MC: After 16 weeks, amniotic fluid is mostly fetal urine. Even though there might be loss of amniotic fluid due to rupture of membranes, the baby continues to pass urine until delivery, therefore some amniotic fluid reforms as the baby pees.

The amniotic fluid is needed to help fetal lungs develop because the fetus breathes amnio­tic fluid in and out. Apart from that, amniotic fluid is required to allow the limbs to move and for the baby to change posture. In fact, babies born after PPROM have issues with their lungs as well as problems with limb contractures, requiring surgery or physiotherapy to correct.

CC: What, exactly, are the health risks a woman is facing?

MC: Since I started working Obstetrics and Gynaecology in 2004 I have never seen a patient in ITU due to severe sepsis caused by infection after PPROM. Obviously, this does not mean we have to put our guard down as there can always be the first time.

With PPROM there are two main risks, which are uterine/pregnancy tissue infection (chorioamnionitis) and bleeding. There are other associated risks like thrombosis, and one tends to forget to mention the psychological impact on the couple.
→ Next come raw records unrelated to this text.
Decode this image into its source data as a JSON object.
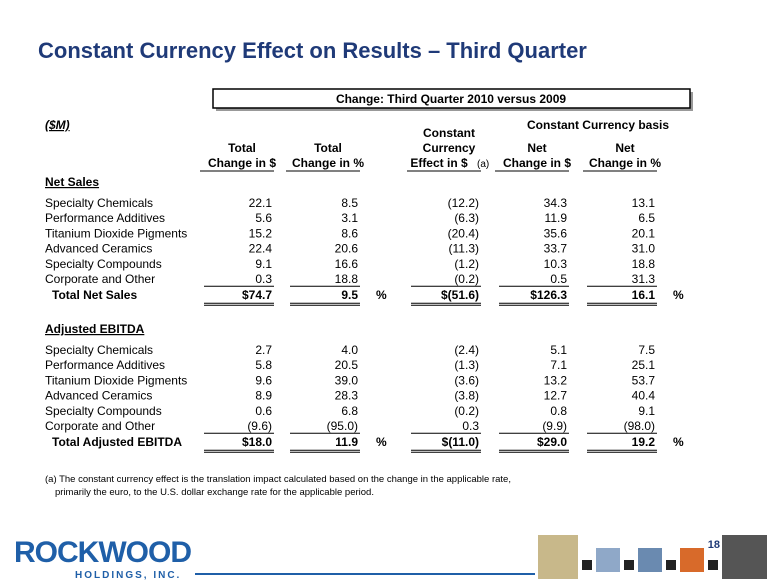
{
  "title": "Constant Currency Effect on Results – Third Quarter",
  "banner": "Change: Third Quarter 2010 versus 2009",
  "unit_label": "($M)",
  "group_header": "Constant Currency basis",
  "columns": [
    {
      "lines": [
        "Total",
        "Change in $"
      ]
    },
    {
      "lines": [
        "Total",
        "Change in %"
      ]
    },
    {
      "lines": [
        "Constant",
        "Currency",
        "Effect in $"
      ],
      "note": "(a)"
    },
    {
      "lines": [
        "Net",
        "Change in $"
      ]
    },
    {
      "lines": [
        "Net",
        "Change in %"
      ]
    }
  ],
  "sections": [
    {
      "heading": "Net Sales",
      "rows": [
        {
          "label": "Specialty Chemicals",
          "cells": [
            "22.1",
            "8.5",
            "(12.2)",
            "34.3",
            "13.1"
          ]
        },
        {
          "label": "Performance Additives",
          "cells": [
            "5.6",
            "3.1",
            "(6.3)",
            "11.9",
            "6.5"
          ]
        },
        {
          "label": "Titanium Dioxide Pigments",
          "cells": [
            "15.2",
            "8.6",
            "(20.4)",
            "35.6",
            "20.1"
          ]
        },
        {
          "label": "Advanced Ceramics",
          "cells": [
            "22.4",
            "20.6",
            "(11.3)",
            "33.7",
            "31.0"
          ]
        },
        {
          "label": "Specialty Compounds",
          "cells": [
            "9.1",
            "16.6",
            "(1.2)",
            "10.3",
            "18.8"
          ]
        },
        {
          "label": "Corporate and Other",
          "cells": [
            "0.3",
            "18.8",
            "(0.2)",
            "0.5",
            "31.3"
          ]
        }
      ],
      "total": {
        "label": "Total Net Sales",
        "cells": [
          "$74.7",
          "9.5",
          "$(51.6)",
          "$126.3",
          "16.1"
        ],
        "percent_signs": [
          "%",
          "%"
        ]
      }
    },
    {
      "heading": "Adjusted EBITDA",
      "rows": [
        {
          "label": "Specialty Chemicals",
          "cells": [
            "2.7",
            "4.0",
            "(2.4)",
            "5.1",
            "7.5"
          ]
        },
        {
          "label": "Performance Additives",
          "cells": [
            "5.8",
            "20.5",
            "(1.3)",
            "7.1",
            "25.1"
          ]
        },
        {
          "label": "Titanium Dioxide Pigments",
          "cells": [
            "9.6",
            "39.0",
            "(3.6)",
            "13.2",
            "53.7"
          ]
        },
        {
          "label": "Advanced Ceramics",
          "cells": [
            "8.9",
            "28.3",
            "(3.8)",
            "12.7",
            "40.4"
          ]
        },
        {
          "label": "Specialty Compounds",
          "cells": [
            "0.6",
            "6.8",
            "(0.2)",
            "0.8",
            "9.1"
          ]
        },
        {
          "label": "Corporate and Other",
          "cells": [
            "(9.6)",
            "(95.0)",
            "0.3",
            "(9.9)",
            "(98.0)"
          ]
        }
      ],
      "total": {
        "label": "Total Adjusted EBITDA",
        "cells": [
          "$18.0",
          "11.9",
          "$(11.0)",
          "$29.0",
          "19.2"
        ],
        "percent_signs": [
          "%",
          "%"
        ]
      }
    }
  ],
  "footnote": [
    "(a) The constant currency effect is the translation impact calculated based on the change in the applicable rate,",
    "primarily the euro, to the U.S. dollar exchange rate for the applicable period."
  ],
  "logo": {
    "name": "ROCKWOOD",
    "sub": "HOLDINGS, INC."
  },
  "page_number": "18"
}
CC: Have there been reported cases of women dying or suffering health complications due to the waiting time?

MC: For accurate statistics you would need to contact the hospital authorities. But in a condition occurring around 1/1,000, we must have treated around 35 women in this way in the last 10 years, and we have not had one maternal mortality.

Colleagues who have been in the department for more than 30 years remember (anecdotally), an even longer period where this line of management has been successful.